Trouble happens when the chain from the chain fall is horizontal at the top of the stairs, then bends over as it goes down the stairs. When the load gets to the top
of the stairs, the ability for the lift chain to pull it over the top basically goes to zero. If a roll back is there, set up at the stair angle, the the hoist cable
can keep on pulling.

Also take a good hard look at the stairs if made of wood, be sure the load rating on them can handle the housing.
 
Fortunately it's just a concrete grade, no stairs involved. The workshop in question is sort of a split level halfway below grade. Best case, there's plenty of room to maneuver so depending on how heavy it is once stripped down it might just be as simple as tipping it on it's side and getting a guy on each of the four corners. Worst case I can probably get creative with some reinforced mover's dollies, some heavy cargo straps and a winch.

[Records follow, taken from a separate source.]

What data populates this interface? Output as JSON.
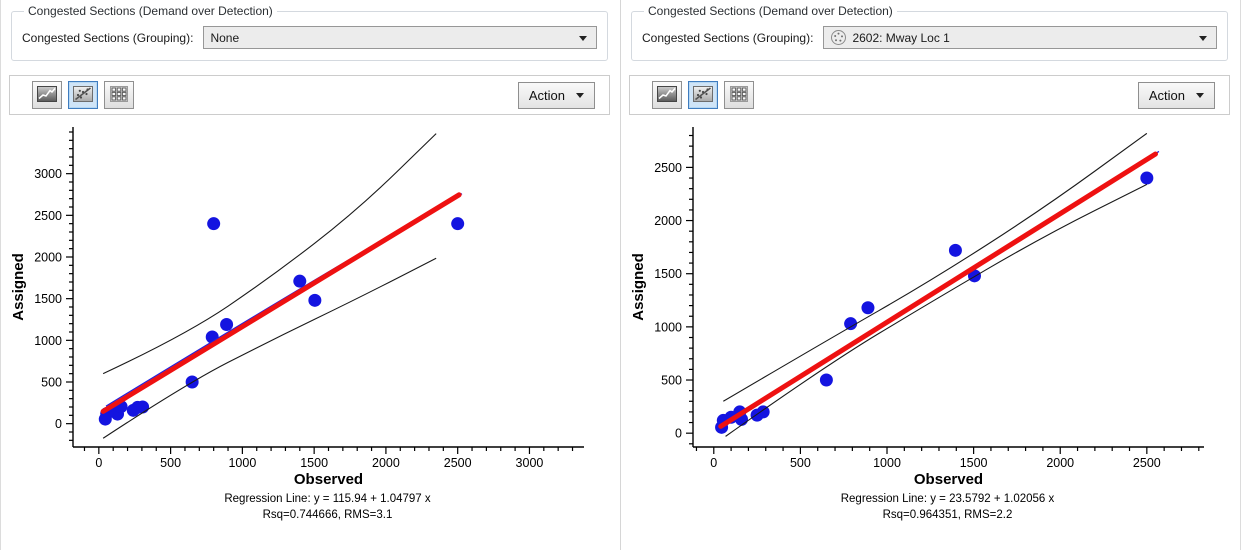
{
  "ui": {
    "panels": [
      {
        "groupbox_title": "Congested Sections (Demand over Detection)",
        "grouping_label": "Congested Sections (Grouping):",
        "combo_value": "None",
        "combo_has_icon": false,
        "toolbar": {
          "action_label": "Action"
        }
      },
      {
        "groupbox_title": "Congested Sections (Demand over Detection)",
        "grouping_label": "Congested Sections (Grouping):",
        "combo_value": "2602: Mway Loc 1",
        "combo_has_icon": true,
        "toolbar": {
          "action_label": "Action"
        }
      }
    ],
    "icons": {
      "toolbar": [
        "line-chart-icon",
        "scatter-regression-icon",
        "table-grid-icon"
      ],
      "combo_icon": "section-group-icon"
    },
    "colors": {
      "point": "#1414e0",
      "regression": "#ee1111",
      "fit_line": "#2222dd",
      "confidence": "#1a1a1a",
      "selected_button_border": "#3f7cbf",
      "selected_button_bg": "#cfe4f7"
    }
  },
  "chart_data": [
    {
      "type": "scatter",
      "xlabel": "Observed",
      "ylabel": "Assigned",
      "xlim": [
        -180,
        3380
      ],
      "ylim": [
        -280,
        3560
      ],
      "x_ticks": [
        0,
        500,
        1000,
        1500,
        2000,
        2500,
        3000
      ],
      "y_ticks": [
        0,
        500,
        1000,
        1500,
        2000,
        2500,
        3000
      ],
      "minor_step": 100,
      "points": [
        [
          45,
          55
        ],
        [
          55,
          120
        ],
        [
          100,
          150
        ],
        [
          130,
          115
        ],
        [
          155,
          205
        ],
        [
          240,
          160
        ],
        [
          270,
          195
        ],
        [
          305,
          200
        ],
        [
          650,
          500
        ],
        [
          800,
          2400
        ],
        [
          790,
          1040
        ],
        [
          890,
          1190
        ],
        [
          1400,
          1710
        ],
        [
          1505,
          1480
        ],
        [
          2500,
          2400
        ]
      ],
      "regression": {
        "intercept": 115.94,
        "slope": 1.04797,
        "x_start": 30,
        "x_end": 2510
      },
      "fit_line": {
        "points": [
          [
            50,
            210
          ],
          [
            1250,
            1470
          ],
          [
            2530,
            2760
          ]
        ]
      },
      "confidence_upper": [
        [
          30,
          600
        ],
        [
          600,
          1060
        ],
        [
          1200,
          1760
        ],
        [
          1800,
          2560
        ],
        [
          2350,
          3480
        ]
      ],
      "confidence_lower": [
        [
          30,
          -175
        ],
        [
          600,
          470
        ],
        [
          1200,
          1000
        ],
        [
          1800,
          1500
        ],
        [
          2350,
          1985
        ]
      ],
      "caption1": "Regression Line: y = 115.94 + 1.04797 x",
      "caption2": "Rsq=0.744666, RMS=3.1",
      "point_radius": 6.5
    },
    {
      "type": "scatter",
      "xlabel": "Observed",
      "ylabel": "Assigned",
      "xlim": [
        -120,
        2830
      ],
      "ylim": [
        -130,
        2880
      ],
      "x_ticks": [
        0,
        500,
        1000,
        1500,
        2000,
        2500
      ],
      "y_ticks": [
        0,
        500,
        1000,
        1500,
        2000,
        2500
      ],
      "minor_step": 100,
      "points": [
        [
          45,
          55
        ],
        [
          55,
          120
        ],
        [
          100,
          150
        ],
        [
          150,
          200
        ],
        [
          160,
          130
        ],
        [
          250,
          170
        ],
        [
          285,
          200
        ],
        [
          650,
          500
        ],
        [
          790,
          1030
        ],
        [
          890,
          1180
        ],
        [
          1395,
          1720
        ],
        [
          1505,
          1480
        ],
        [
          2500,
          2400
        ]
      ],
      "regression": {
        "intercept": 23.5792,
        "slope": 1.02056,
        "x_start": 40,
        "x_end": 2550
      },
      "fit_line": {
        "points": [
          [
            50,
            85
          ],
          [
            1250,
            1320
          ],
          [
            2570,
            2650
          ]
        ]
      },
      "confidence_upper": [
        [
          55,
          300
        ],
        [
          650,
          870
        ],
        [
          1250,
          1430
        ],
        [
          1900,
          2110
        ],
        [
          2500,
          2820
        ]
      ],
      "confidence_lower": [
        [
          68,
          -30
        ],
        [
          650,
          640
        ],
        [
          1250,
          1230
        ],
        [
          1900,
          1850
        ],
        [
          2500,
          2340
        ]
      ],
      "caption1": "Regression Line: y = 23.5792 + 1.02056 x",
      "caption2": "Rsq=0.964351, RMS=2.2",
      "point_radius": 6.5
    }
  ]
}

Once it's free and clear a folding shop crane should be able to pick it and load it provided a solid lifting arrangement can be devised.

Have you ever had one of those bases apart? Know how heavy the casting is by chance? I'm guessing at least half of the weight is in the bottom drive pulley, motor and door + panels. If I can get those dropped out that should help substantially. The only other question mark after that is the bed, and again I think it's going to come down to much the same scenario as above.

While I'm thinking about it, what sort of procedure is going to be involved when it comes time to re-align the headstock? I vaguely remember hearing something about using a known round shaft colletted into the spindle and a dial indicator. I think you're supposed to face off the end and then adjust the headstock until said face indicates the same error on both front and back... then wash, rinse, repeat until it's dead on the nuts? :scratchchin:
 
If you go the movers dolly route be very careful relative to the center of gravity of what you are moving. Avoid the horrible freight ones as the 1000 lb. rating is highly optimistic. The base with the motor drive is a few hundred lbs. The headstock is pretty much self aligning if I recall when I reassembled mine, but the procedure you described will probably verify . Jim
 
Headstock goes right back on, self aligning. Clean the top of the bed and the bottom ways on the headstock of course. It will
be filthy probably. My recollection is that about 1/4 of the weight of the base is in the motor and motor support. Strapping
the base to a mover's dolly is probably a good way to go.

As mentioned take off the door, and the side panels as they are sort of fragile.